At Rest in the Garden

Monday, May 21, 2012

Motion as a Sculptural Element

Still playing with ideas of motion as a way to inform sculpture. With water, the more it seems to move the more it stands still. Its interplay with light suggests a mutual effect each has on the other.



Water making forms of its own, water fitting in and flouting forms, water in contact with rock. All of these result in patterns at once recognizable and dazzling in their variability.



Considering "static" art: How to engage your hand in creating a reflection of movement? Is even suggesting movement desirable? Or is there another level, another dimension almost, at which we want to inhabit the triumphal world of motion?



Motion temporal and spatial, two properties or one? And if "motion" is something caught in a dozen frames or a hundred or a million, is the "stopped" motion "still?"

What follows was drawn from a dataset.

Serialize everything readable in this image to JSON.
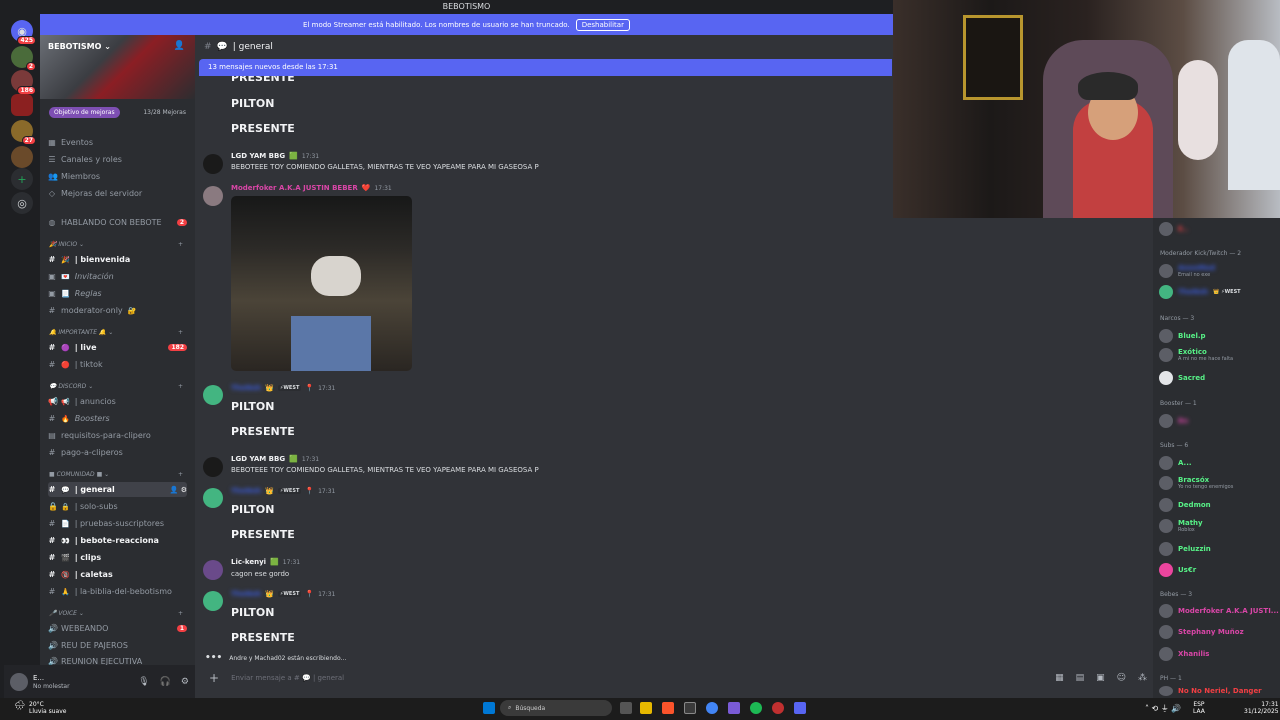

Personally as I dive through the unknown waters of a sabbatical lying ahead of me I feel with every stroke through this medium to possibility for growth and new forms of movement, a phenomenology just unrolling as I swim beside and through it in wonder. The flame of water feeds the flame of creativity.




Wednesday, May 16, 2012

Growing the Sculpture Garden: Art as a Cognitive Place-Holder

It's been a few weeks since I wrote, thanks primarily to end-of-semester involvements. One of the big things I had to take care of was to clear my sculptures out of the ceramics lab. Having brought them safely home it's time to enjoy the sculptures in the context of the greening garden.

Garden Forms

Some of the older sculptures were placed in the garden during the winter. Now as plants grow up around them the landscape is changed radically. The sculptures are still in the same spot but their context, their setting, and in a way their purpose has changed. At one and the same time they are floating above the greenery or lie embedded within it. Whatever they are "doing" they are now part of the natural surroundings.

Two Views

Lilies to the Knuckles

This is a wonderful opportunity to think about how art can be a sort of cognitive place-holder. As a focus of our visual world, it can help us, like any other landmark, consider our place physically, mentally, even spiritually in the environment. Sculptural pieces in an ever-changing garden provide us with a profound spatial and temporal focal point. All the better to appreciate our world.

Wrestling

Wrestlers Buried in Roses

I've long been a proponent of the garden as a sort of built environment. But it's not all our doing. We partner with nature to create a setting, whether tame or unruly (I like unruly the best), that "places" us, literally, in a locus of light, aroma, moisture, and sound.

At Rest in the Garden

In the city that sound is too often the rumble of a truck, the yapping of a frustrated dog, or the pervasive buzz of an air conditioner. But in those rare moments when we can wrap our head around a haze of peace and quiet, art and nature conspire to bring a bit of heaven into our life.